One thing is clear that a high carbohydrate diet is harmful. Carbohydrates should constitute less than 50 per cent of our energy requirements, fats should be in the range of 30-35 per cent and proteins making up for the rest. We also have to reduce trans fats from diets. One effective way to do that will be to cut away all stored and processed food from diet. Care should actually start from early childhood for effective prevention.
What should one do for a healthy lifestyle?
For a healthy lifestyle, we should:
· Quit smoking and eliminate tobacco products.
· Limit alcohol intake.
· Promote physical activity.
· Reduce the component of stress in our life.
How huge is the burden of cardiac diseases in India?

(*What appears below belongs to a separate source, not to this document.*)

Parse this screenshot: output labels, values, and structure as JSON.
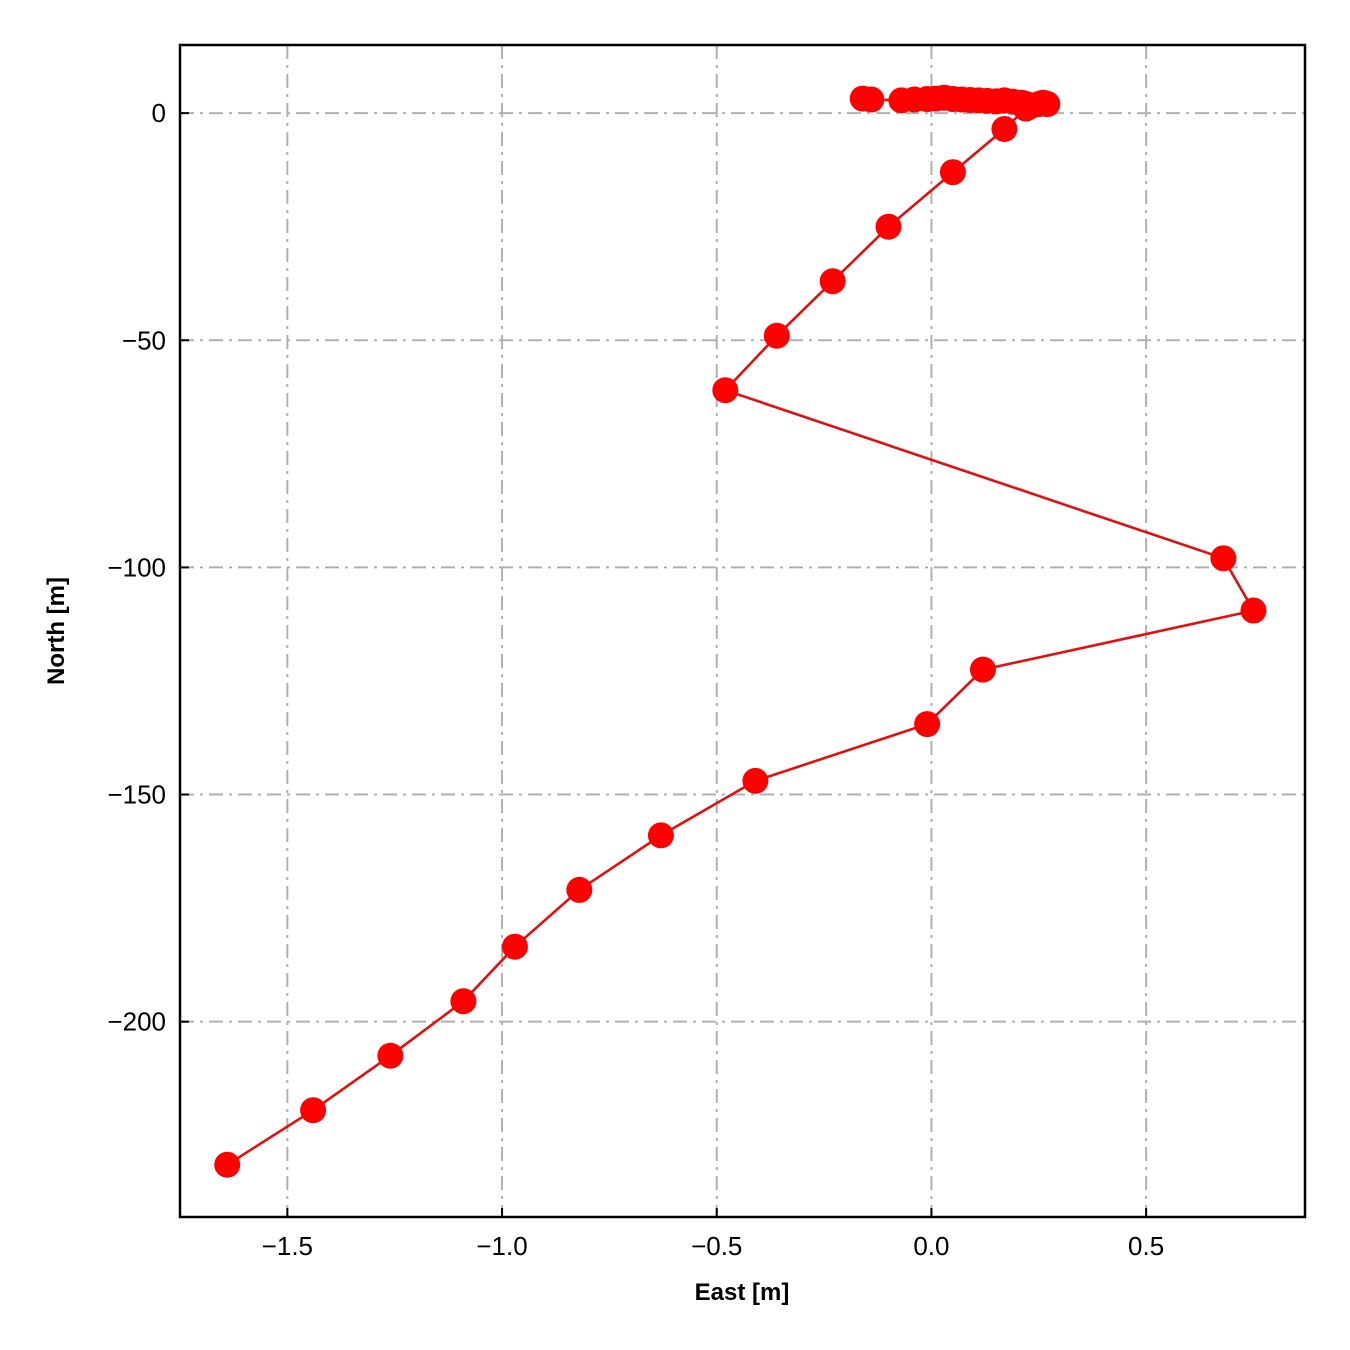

The burden of Coronary Artery Disease/heart diseases are alarmingly increasing in India. By 2015, we are projected to have about 64 million heart patients going by conservative estimates. The current data available is of 2005, when we had about 34 million heart patients. This is only the tip of iceberg. Many more are suffering from the ignominy of care. The number of sufferers has increased. There has been an increase in awareness, but that is limited as compared to the burden.
My personal analysis is that we are lagging behind in preventive care and provision of world class secondary level care at affordable costs. We should look at complete re-evaluation of our preventive policies.
Bypass patients with preserved cardiac function can aim at normal or near-normal lifespan. They have to quit smoking, take medicines regularly, and be vigilant about their symptoms and care. Bypass patients with compromised cardiac functions actually live lesser, but with effective medications, care, use of devices etc, their situation can be improved remarkably.
How effective are medicines?
We must understand that medications are not for complete cure. By effective medication, we can blunt the onslaught of diseases. With effective use of aspirin, statins, ACE inhibitor etc, we can reduce the brunt of Ischemic Heart Disease significantly. However, caution should be made of injudicious and unwanted medications as it can do more harm than good.
What are the common medications?
Common medications include aspirin and other anti-platelets, Statins, ACE inhibitor, Anti diabetics, Diuretics, Calcium channel blocker, Betablocker, and Digitalis.
Illustrious AFMC alumnus
Dr (Col) Manjinder Singh Sandhu graduated from Armed Forces Medical College in 1986. He did his MD (Medicine) from Pune University and DNB (Medicine) in 1993. He was awarded the gold medal in MD. He did his DM (Cardiology) from PGIMER, Chandigarh, in 2001. He had a distinguished career in the Army Medical Corps. His last posting was at Base Hospital, Delhi Cantonment, as Senior Adviser (Medicine and Cardiology). He also held the post of Additional Professor of Medicine and Cardiology at Army College of Medical Sciences, Delhi Cantonment. A Principal Investigator in research projects of the Department of Biotechnology, Ministry of Science and Technology, Govt of India, and Armed Forces Medical Research Committee, he has taught post-graduate students in Medicine and Cardiology. He has had the honour of being the accompanying Cardiologist to the President of India.
Dr Sandhu is an active member of the Association of Physicians of India, the Cardiological Society of India, the American Heart Association, the European Society of Cardiology, and the European Association of Percutaneous Interventions. He is a fellow of American College of Cardiology and Society for Cardiac Angiography and Interventions. His areas of expertise include complex coronary interventions, rotational atherectomy, transradial interventions, peripheral interventions (carotid and renal, device closure of congenital heart defects, pacemakers, ICDs and cardiac resynchronisation therapy implants), and Balloon Valvuloplasty.